I will tell you some words to google, but without deep understanding of economy this will be mostly waste of time.

But to show I'm serious, short list (not complete, but most important things):

1. Goldratt Theory of constraints.

2. PERT (project management), and critical path PM.

3. Business models.

Good luck. And sure, you could contact me if interested in more details, or who knows may you decide to hire me.

If you're constantly having this problem, it sounds like you're the problem.

You're gate keeping the end-users so the engineers can't become domain experts, albeit maybe inadvertently.

Good engineers will become domain experts naturally from talking to clients, usually experts far beyond the actual business users. That is, unless someone's interposing themselves between the engineers and the users.

It sounds like you are the person interposing, and you are the reason the engineers are not becoming domain experts.

That or you've always worked with bad engineers.

I haven't really thought of that as a possibility and I'll accept it may be true. I definitely wouldn't do that on purpose so I will have to take a closer look at how I treat situations like this.
Not a senior engineer, but my instinct is that you need to train people s.t you are confident delegating at least parts of your current role to them.

What's stopping you from handpicking a (willing) senior and having them shadow you / learn to do parts of the planning?
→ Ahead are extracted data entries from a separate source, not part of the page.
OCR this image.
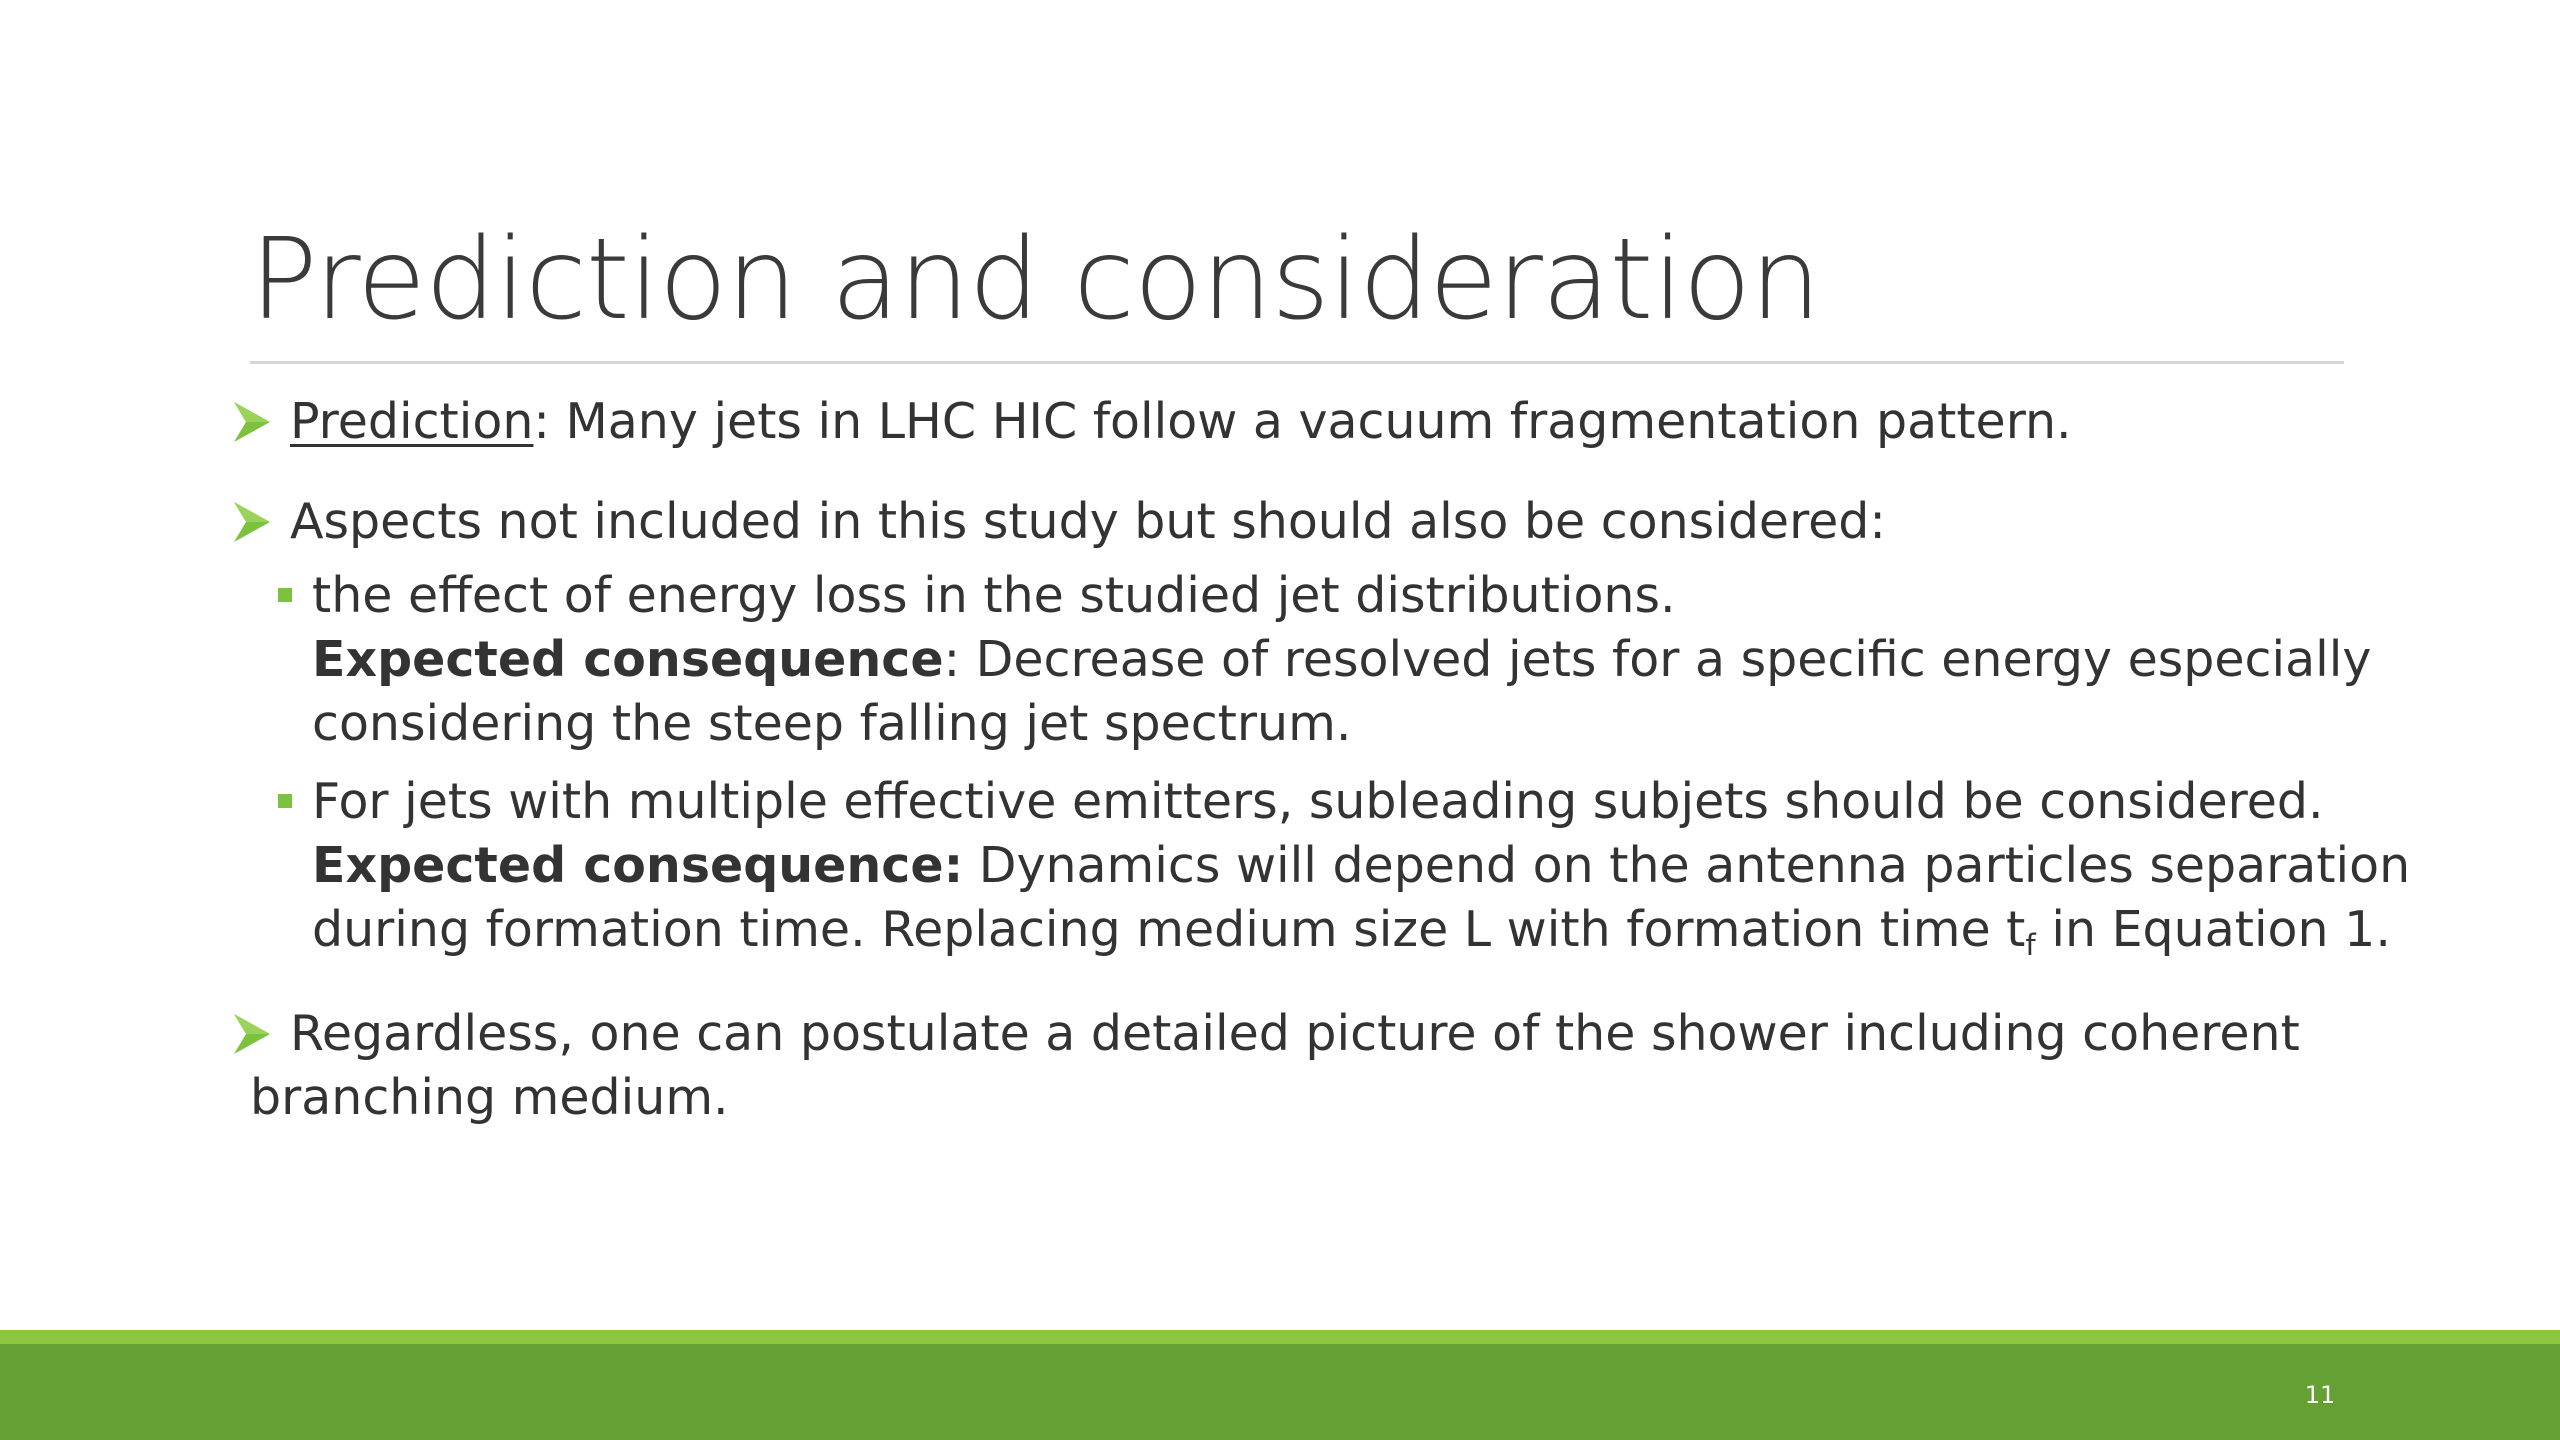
Prediction and consideration
Prediction: Many jets in LHC HIC follow a vacuum fragmentation pattern.
Aspects not included in this study but should also be considered:
the effect of energy loss in the studied jet distributions.
Expected consequence: Decrease of resolved jets for a specific energy especially
considering the steep falling jet spectrum.
For jets with multiple effective emitters, subleading subjets should be considered.
Expected consequence: Dynamics will depend on the antenna particles separation
during formation time. Replacing medium size L with formation time $t_f$ in Equation 1.
Regardless, one can postulate a detailed picture of the shower including coherent
branching medium.
11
Good point. I historically have been weak on training, probably because it feels like so much work. I should look into investing more time and money into it. Sounds like maybe lack of training is a primary issue.
You should be able to tell from the calibre of your people if they can be “trained” to actually do what you’re asking right? It sounds like a combination of experience, intelligence, and conscientiousness. The first can be changed but the latter two hard to do much about. That may not be resolvable as a “more training” issue.
> If I go more heavyweight, and write large specs with use cases, state diagrams, sequence diagrams, gherkin BDD scenarios, we tend to get much better software.

This is how it should work. I don't see how having a few PMs do this is top down heavy?